Imagine the shock then at the appearance of a book, Come What May, by the great Cork hurler Dónal Óg Cusack which announces that he is gay. This has been a rumour for some time, a rumour helped along by a fan of an opposing team who carried a megaphone to a match in which Dónal Óg was playing and waited for a lull when there was silence and then roared into his megaphone: ‘He’s queer. He’s bent. His arse is up for rent. Dónal Óg. Dónal Óg.’

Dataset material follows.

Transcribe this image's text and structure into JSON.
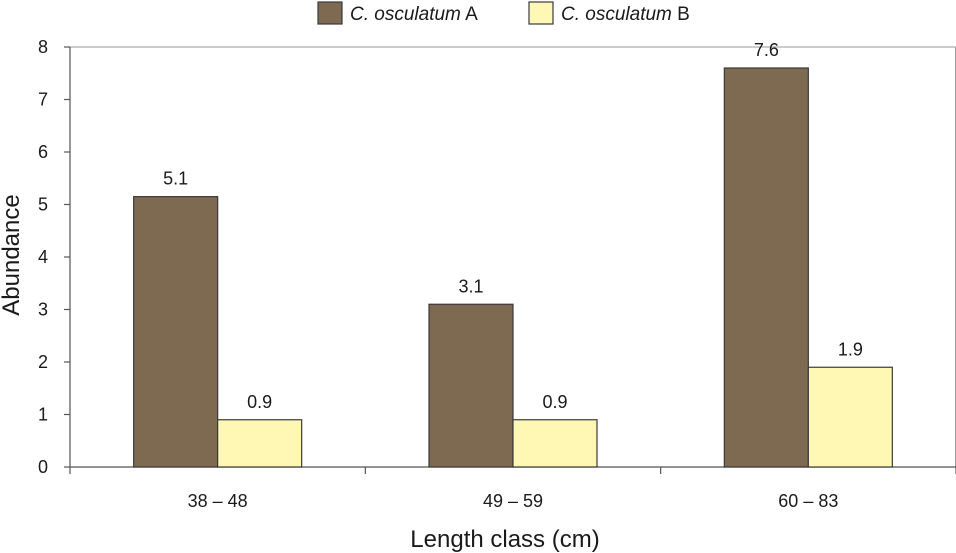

Dónal Óg Cusack is a great sportsman and a great guy. He is determined, stubborn, serious. He has brought zeal and flair to the game of hurling; he has been skilled at taking on managers; he even organised a players’ strike. The fact that he is gay is a big national event in Ireland. When he told his father he was gay, the old man said to him: ‘We need to get you fixed.’ But Dónal Óg is having none of that. The goals he saved may go down in history, but the two chapters of his book where he talks about his sexuality are shots that will ring around the world. He is the first openly gay Irish hurler since Cúchulainn. One of the things he said to explain himself was: ‘I get more out of men.’ This gave me the opening of the villanelle which I then wrote for him, with the help of the poet Maura Dooley. (I wrote the first three stanzas and she wrote the last three.)
Villanelle for Dónal Óg
The hurler said: I get more out of men
I love their buttocks and their hairy chests.
They get me going nine times out of ten.
I knew that I was not a straight guy when
Blokes became stayers and girls stayed guests.
The hurler said: I get more out of men.
As sure as priests intone the word ‘amen’
As sure as young birds fly out from their nests
Guys get me going nine times out of ten.
I could be lonely with a pint of plain
Instead, I seized on what for me is best.
The hurler said: I get more out of men.
When skies are fierce and Sunday’s lost to rain,
When I might feel like letting things go west,
They get me going, nine times out of ten.
It is not pasta, prayer, not coke, not zen,
I’ll own what gives my game mouth-watering zest.
The hurler said: I get more out of men.
They get me going nine times out of ten.